Il primo ministro iracheno Nuri al Maliki -informa l’ANSA- ha chiesto al Parlamento di dichiarare lo stato d’emergenza per fronteggiare l’offensiva dei miliziani jihadisti dello ‘Stato islamico dell’Iraq e del Levante’ che è in corso nel nord del Paese. Il governo iracheno armerà chiunque decida di combattere contro il terrorismo ha detto Maliki in una conferenza stampa trasmessa in diretta da Baghdad dalle tv satellitari panarabe, sullo sfondo dell’attacco dei qaedisti a Mosul e nell’intera regione di Ninive.
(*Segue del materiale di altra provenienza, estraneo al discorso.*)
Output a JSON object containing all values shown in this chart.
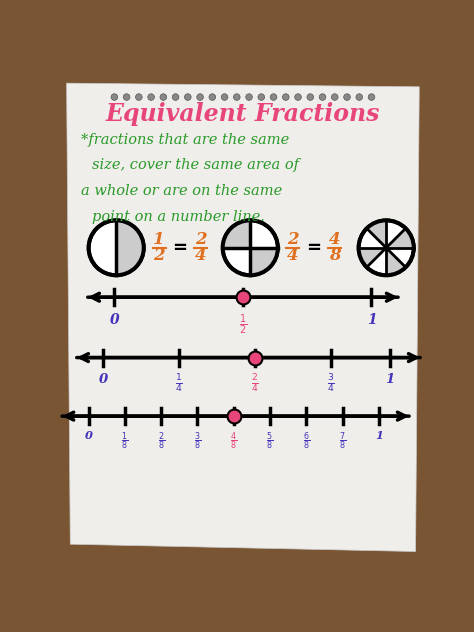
{
  "title": "Equivalent Fractions",
  "subtitle_lines": [
    "*fractions that are the same",
    "size, cover the same area of",
    "a whole or are on the same",
    "point on a number line."
  ],
  "title_color": "#e8457a",
  "subtitle_color": "#2a9a2a",
  "bg_color": "#7a5533",
  "paper_color": "#f0eeea",
  "number_line_color": "#111111",
  "highlight_dot_color": "#e8457a",
  "fraction_color_orange": "#e07020",
  "fraction_color_purple": "#4433bb",
  "fraction_color_pink": "#e8457a",
  "label_color_purple": "#4433bb"
}
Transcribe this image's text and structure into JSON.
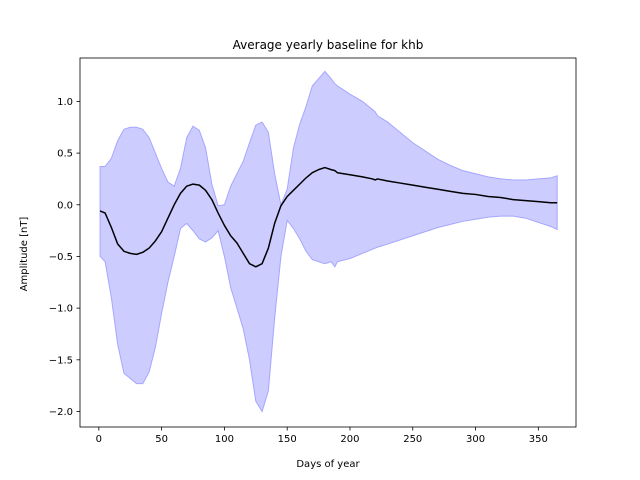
{
  "chart_data": {
    "type": "line",
    "title": "Average yearly baseline for khb",
    "xlabel": "Days of year",
    "ylabel": "Amplitude [nT]",
    "xlim": [
      -15,
      380
    ],
    "ylim": [
      -2.15,
      1.42
    ],
    "xticks": [
      0,
      50,
      100,
      150,
      200,
      250,
      300,
      350
    ],
    "yticks": [
      -2.0,
      -1.5,
      -1.0,
      -0.5,
      0.0,
      0.5,
      1.0
    ],
    "ytick_labels": [
      "−2.0",
      "−1.5",
      "−1.0",
      "−0.5",
      "0.0",
      "0.5",
      "1.0"
    ],
    "grid": false,
    "colors": {
      "line": "#000000",
      "band_fill": "#8080ff",
      "band_edge": "#a6a6ff"
    },
    "series": [
      {
        "x": [
          1,
          5,
          10,
          15,
          20,
          25,
          30,
          35,
          40,
          45,
          50,
          55,
          60,
          65,
          70,
          75,
          80,
          85,
          90,
          95,
          100,
          105,
          110,
          115,
          120,
          125,
          130,
          135,
          140,
          145,
          150,
          155,
          160,
          165,
          170,
          175,
          180,
          185,
          188,
          190,
          200,
          210,
          218,
          220,
          222,
          230,
          240,
          250,
          260,
          270,
          280,
          290,
          300,
          310,
          320,
          330,
          340,
          350,
          360,
          365
        ],
        "values": [
          -0.06,
          -0.08,
          -0.22,
          -0.38,
          -0.45,
          -0.47,
          -0.48,
          -0.46,
          -0.42,
          -0.35,
          -0.26,
          -0.13,
          0.0,
          0.11,
          0.18,
          0.2,
          0.19,
          0.14,
          0.05,
          -0.08,
          -0.2,
          -0.3,
          -0.37,
          -0.47,
          -0.57,
          -0.6,
          -0.57,
          -0.42,
          -0.18,
          -0.01,
          0.08,
          0.14,
          0.2,
          0.26,
          0.31,
          0.34,
          0.36,
          0.34,
          0.33,
          0.31,
          0.29,
          0.27,
          0.25,
          0.24,
          0.25,
          0.23,
          0.21,
          0.19,
          0.17,
          0.15,
          0.13,
          0.11,
          0.1,
          0.08,
          0.07,
          0.05,
          0.04,
          0.03,
          0.02,
          0.02
        ]
      }
    ],
    "band": {
      "x": [
        1,
        5,
        10,
        15,
        20,
        25,
        30,
        35,
        40,
        45,
        50,
        55,
        60,
        65,
        70,
        75,
        80,
        85,
        90,
        95,
        100,
        105,
        110,
        115,
        120,
        125,
        130,
        135,
        140,
        145,
        150,
        155,
        160,
        165,
        170,
        175,
        180,
        185,
        188,
        190,
        200,
        210,
        218,
        220,
        222,
        230,
        240,
        250,
        260,
        270,
        280,
        290,
        300,
        310,
        320,
        330,
        340,
        350,
        360,
        365
      ],
      "upper": [
        0.37,
        0.37,
        0.45,
        0.62,
        0.73,
        0.75,
        0.75,
        0.73,
        0.65,
        0.5,
        0.35,
        0.22,
        0.18,
        0.35,
        0.65,
        0.76,
        0.72,
        0.55,
        0.2,
        -0.01,
        0.0,
        0.18,
        0.3,
        0.42,
        0.6,
        0.77,
        0.8,
        0.7,
        0.3,
        0.0,
        0.15,
        0.55,
        0.78,
        0.95,
        1.15,
        1.22,
        1.29,
        1.22,
        1.17,
        1.15,
        1.07,
        1.0,
        0.92,
        0.9,
        0.86,
        0.8,
        0.7,
        0.6,
        0.52,
        0.44,
        0.38,
        0.33,
        0.3,
        0.27,
        0.25,
        0.24,
        0.24,
        0.25,
        0.26,
        0.28
      ],
      "lower": [
        -0.5,
        -0.55,
        -0.9,
        -1.35,
        -1.63,
        -1.68,
        -1.73,
        -1.73,
        -1.62,
        -1.38,
        -1.05,
        -0.75,
        -0.5,
        -0.23,
        -0.18,
        -0.25,
        -0.33,
        -0.36,
        -0.32,
        -0.25,
        -0.5,
        -0.8,
        -1.0,
        -1.2,
        -1.5,
        -1.9,
        -2.0,
        -1.8,
        -1.1,
        -0.5,
        -0.15,
        -0.23,
        -0.33,
        -0.45,
        -0.53,
        -0.55,
        -0.57,
        -0.55,
        -0.6,
        -0.55,
        -0.52,
        -0.47,
        -0.43,
        -0.42,
        -0.41,
        -0.38,
        -0.34,
        -0.3,
        -0.26,
        -0.22,
        -0.19,
        -0.16,
        -0.14,
        -0.12,
        -0.11,
        -0.11,
        -0.13,
        -0.17,
        -0.21,
        -0.24
      ]
    }
  }
}
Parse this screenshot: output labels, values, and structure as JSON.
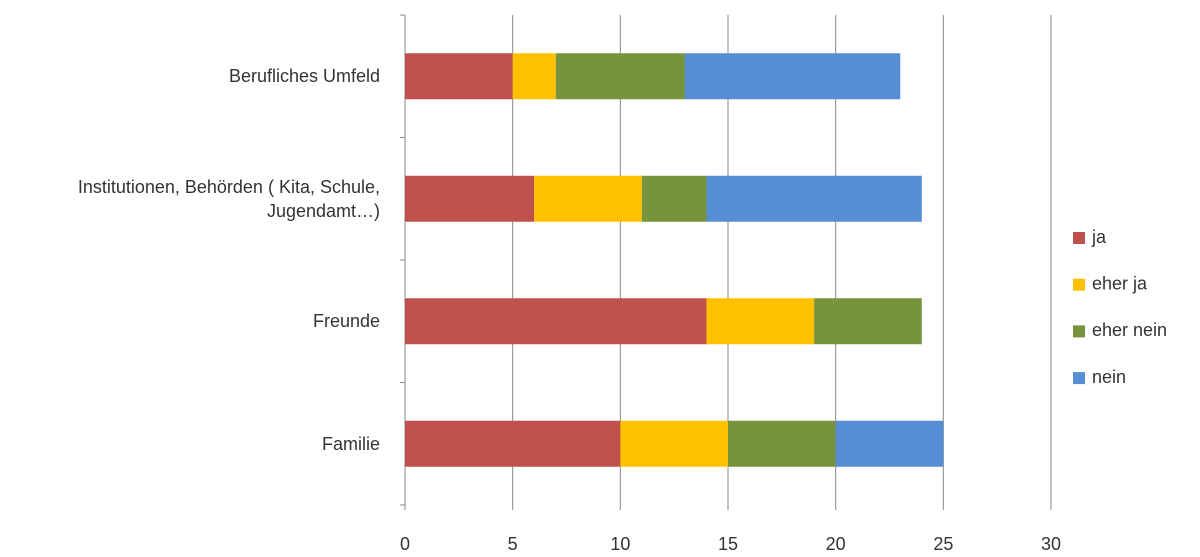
{
  "chart_data": {
    "type": "stacked-bar-horizontal",
    "categories": [
      "Berufliches Umfeld",
      "Institutionen, Behörden ( Kita, Schule, Jugendamt…)",
      "Freunde",
      "Familie"
    ],
    "series": [
      {
        "name": "ja",
        "color": "#c0504d",
        "values": [
          5,
          6,
          14,
          10
        ]
      },
      {
        "name": "eher ja",
        "color": "#ffc000",
        "values": [
          2,
          5,
          5,
          5
        ]
      },
      {
        "name": "eher nein",
        "color": "#77933c",
        "values": [
          6,
          3,
          5,
          5
        ]
      },
      {
        "name": "nein",
        "color": "#558ed5",
        "values": [
          10,
          10,
          0,
          5
        ]
      }
    ],
    "xlim": [
      0,
      30
    ],
    "xticks": [
      0,
      5,
      10,
      15,
      20,
      25,
      30
    ],
    "grid": true,
    "legend": "right"
  }
}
Mossa disperata di un premier senza maggioranza in un Paese alla sfascio.
I miliziani jihadisti dello Stato islamico dell’Iraq e del Levante, l’ Isis, si sono impadroniti di vari quartieri di Mosul, nel nord dell’Iraq, dopo combattimenti che -secondo fonti della polizia locale- “hanno provocato decine di morti e feriti”. Gli insorti si sono impadroniti dell’edificio governativo nel centro della città, la seconda per importanza dell’Iraq. Molti residenti hanno lasciato le loro case per sfuggire alle violenze. I miliziani dell’Isis controllano già la città di Falluja e la settimana scorsa si sono impadroniti per diverse ore di alcuni quartieri di Samarra, sacra agli sciiti.
Di fatto è l”intera provincia irachena di Ninive, a nord di Baghdad, ora sotto il controllo delle milizie qaedisti. Lo ha ammesso il presidente del parlamento iracheno Osama Nujayfi, fratello del governatore di Mosul, capoluogo di Ninive. Il governatore di Mosul, Athil al Nujaify, ha lanciato un appello ai cittadini per “formare comitati popolari” e combattere contro i miliziani jihadisti. Intanto, secondo testimoni locali, migliaia di persone hanno lasciato le case per mettersi in salvo. La tv Al Jazira racconta che gli insorti si sono impadroniti della prigione di Badush liberando 2mila detenuti.